Legislation that would cut Idaho’s top tax rate from 7.4% to 7.2%, but reduce the state’s general fund dollars by more than $52 million per year, has passed the House, but what happens next remains unclear. As Bill Dentzer reports in the Idaho Statesman, Senate Tax Committee chairman Dan Johnson (R-Lewiston) is not guaranteeing that HB 67 will get a hearing in his committee.
Opponents of the bill, including the IEA, have serious concerns. Among them:
- It is likely to bring about more local levies to fund schools, making it a tax shift, not a tax cut.
- It relies on a projected budget surplus, the size or existence of which is uncertain.
- It provides only a very small measure of tax relief for low and middle income Idahoans, but a significant windfall for the wealthy
We urge you to contact your state Senator, and tell him/her that HB 67 is a bad idea for Idaho. Many legislators are also holding town hall meetings in their districts. We also urge you to attend these town hall meetings to share your feedback.
House Education Committee OKs Accountability System-Part of ESSA Requirements
A new school accountability system developed by the State Department of Education and the State Board of Education was approved by the House Education Committee Friday. The new system is among the requirements of the federal ESSA (Every Student Succeeds Act), and features multiple metrics for measuring school accountability. The IEA followed the development of the new system very closely over the last year and half, and believes that it represents a positive step. “It isn’t perfect, but it is a departure from and improvement on the previous accountability measures of the No Child Left Behind legislation,” said Matt Compton, IEA Director of Public Policy.
The State Department of Education recently delayed the presentation of Idaho’s ESSA plan to the State Board of Education from February to April, at the earliest. A draft version of the ESSA plan is posted on the SDE website, along with a button for public feedback on the plan.

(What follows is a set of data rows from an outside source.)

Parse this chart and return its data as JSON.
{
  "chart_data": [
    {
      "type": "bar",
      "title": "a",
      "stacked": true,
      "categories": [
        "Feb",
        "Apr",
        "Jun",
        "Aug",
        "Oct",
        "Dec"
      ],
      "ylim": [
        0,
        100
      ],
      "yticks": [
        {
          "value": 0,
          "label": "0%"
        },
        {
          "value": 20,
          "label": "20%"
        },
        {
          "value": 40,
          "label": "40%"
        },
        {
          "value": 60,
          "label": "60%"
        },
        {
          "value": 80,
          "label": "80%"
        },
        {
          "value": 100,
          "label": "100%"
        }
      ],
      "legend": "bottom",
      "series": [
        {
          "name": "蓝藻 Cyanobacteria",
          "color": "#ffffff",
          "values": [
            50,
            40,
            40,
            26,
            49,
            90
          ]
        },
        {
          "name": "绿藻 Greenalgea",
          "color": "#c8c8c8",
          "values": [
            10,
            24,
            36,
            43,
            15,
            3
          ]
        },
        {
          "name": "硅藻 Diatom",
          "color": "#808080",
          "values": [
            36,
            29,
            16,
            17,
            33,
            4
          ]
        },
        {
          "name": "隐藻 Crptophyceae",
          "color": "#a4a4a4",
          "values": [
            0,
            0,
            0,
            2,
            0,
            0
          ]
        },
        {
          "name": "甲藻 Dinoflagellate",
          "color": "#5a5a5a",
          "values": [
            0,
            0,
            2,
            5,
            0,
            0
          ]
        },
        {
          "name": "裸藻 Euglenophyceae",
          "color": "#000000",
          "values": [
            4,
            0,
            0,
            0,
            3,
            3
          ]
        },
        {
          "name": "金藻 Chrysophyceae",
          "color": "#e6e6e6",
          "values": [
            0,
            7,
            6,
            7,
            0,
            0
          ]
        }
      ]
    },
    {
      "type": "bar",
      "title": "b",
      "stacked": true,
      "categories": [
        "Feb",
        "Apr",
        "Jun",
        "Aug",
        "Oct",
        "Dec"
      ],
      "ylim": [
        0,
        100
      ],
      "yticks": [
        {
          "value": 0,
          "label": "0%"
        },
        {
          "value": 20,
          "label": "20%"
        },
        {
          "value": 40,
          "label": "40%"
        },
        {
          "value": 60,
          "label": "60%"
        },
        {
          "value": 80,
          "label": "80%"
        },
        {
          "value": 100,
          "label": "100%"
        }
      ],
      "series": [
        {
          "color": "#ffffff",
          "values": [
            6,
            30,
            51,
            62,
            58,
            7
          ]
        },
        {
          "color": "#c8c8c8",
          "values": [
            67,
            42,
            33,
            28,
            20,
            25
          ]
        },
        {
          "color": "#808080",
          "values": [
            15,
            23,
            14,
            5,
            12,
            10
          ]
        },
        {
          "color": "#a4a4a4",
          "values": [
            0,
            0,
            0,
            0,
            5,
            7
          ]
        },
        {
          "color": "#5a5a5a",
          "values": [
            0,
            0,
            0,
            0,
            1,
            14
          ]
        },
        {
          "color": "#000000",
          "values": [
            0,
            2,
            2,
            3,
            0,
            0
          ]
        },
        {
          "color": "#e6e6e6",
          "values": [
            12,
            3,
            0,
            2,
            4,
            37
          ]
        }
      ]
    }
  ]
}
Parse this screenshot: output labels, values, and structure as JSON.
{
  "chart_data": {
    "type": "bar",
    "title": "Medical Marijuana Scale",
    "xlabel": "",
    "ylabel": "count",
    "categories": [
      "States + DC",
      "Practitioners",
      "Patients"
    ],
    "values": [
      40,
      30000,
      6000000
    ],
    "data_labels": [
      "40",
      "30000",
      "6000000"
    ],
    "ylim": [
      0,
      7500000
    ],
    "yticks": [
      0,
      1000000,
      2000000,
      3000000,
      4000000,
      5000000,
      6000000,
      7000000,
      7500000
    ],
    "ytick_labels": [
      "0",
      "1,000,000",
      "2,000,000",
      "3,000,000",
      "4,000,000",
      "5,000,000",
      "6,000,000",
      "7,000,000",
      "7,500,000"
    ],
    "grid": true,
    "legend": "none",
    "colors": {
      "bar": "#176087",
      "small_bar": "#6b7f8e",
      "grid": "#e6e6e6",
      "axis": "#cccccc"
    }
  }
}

Crapo Will Vote “Yes” on DeVos; Risch Won’t Say
Idaho Senator Mike Crapo will vote to confirm Betsy DeVos as Education Secretary, his spokesperson told Idaho Education News Friday. “DeVos says she favors more state and local control of education, and Crapo agrees with that principal,” spokesperson Lindsay Northern said.
“We also support state and local control, but that doesn’t change the fact that DeVos is unqualified to be Education Secretary,” was the reaction of IEA President Penni Cyr. “Her track record shows a proclivity toward policies that will be disastrous for students and public schools, and she has significant ethical and conflict-of-interest baggage.” Call Sen. Crapo at 202-224-6142, Sen. Risch at 202-224-2752.
Sen. Jim Risch has not responded to questions about his intentions for the confirmation vote, which is expected to come early next week. Two Republican Senators have reportedly said they will vote “no” on DeVos, although both voted “yes” in committee when her confirmation could have been halted. Currently the Senate vote appears to be tied at 50-50, which would require Vice President Mike Pence to cast the tie-breaking vote—the first time in U.S. history that would have occurred for a cabinet nominee.